The neuron is normally at a voltage of -70mV which is known as it's resting potential. However for an action potential to occur, the threshold must be hit which is around -55mV. Therefore graded potentials, known as EPSP's(Excitatory post synaptic potentials) must depolarize(more positive) the neuron in question which will drive the voltage of the cell towards -55mV. Once the -55mV is hit, then the action potential occurs which is all or none response. The first phase, voltage gated sodium channels open which allow sodium(Na+) to rush into the cell. The reason that sodium floods the neuron is because it follows it's concentration gradient(more sodium outside the cell then inside) and it's electrochemical gradient(inside of the neuron is more negative, recall -55mV), thus floods into the cell. Once the cell hit's around +30mV,the voltage gated sodium channels close and the voltage gated potassium channels open in the neuron. Potassium ions(K+) rush out of the cell because their concentration gradient (more K+ inside the cell) and electrochemical gradient (The neuron is now at +30). However the potassium channels close once the voltage hits below -70mV, the sodium/potassium pump along with the leak channels bring back the voltage to its original resting potential of -70mV.
1. What is the significance of the phospholipid bilayer that makes up the plasma membrane?

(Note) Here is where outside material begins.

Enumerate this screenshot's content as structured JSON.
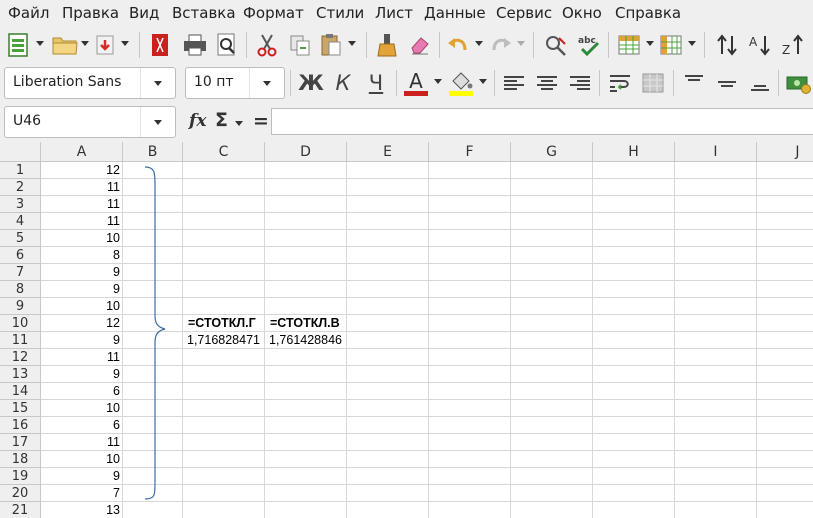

1. The importance of phospholipid bilayer is that it controls the permeability of the cell. That is, the phospholipid bilayer which is composed of the hydrophilic head(exterior) and hydrophobic tails(interior) allows for the control of certain ions and molecules, such as sodium, potassium and H2O. A great example of this is water which does not have easy access past the phospholipid bilayer due to the fact that it can't diffuse pass the hydrophobic interior of the cell. Therefore certain channels or pores are created with proteins to control the movement of ions and molecules inside/outside of each cell.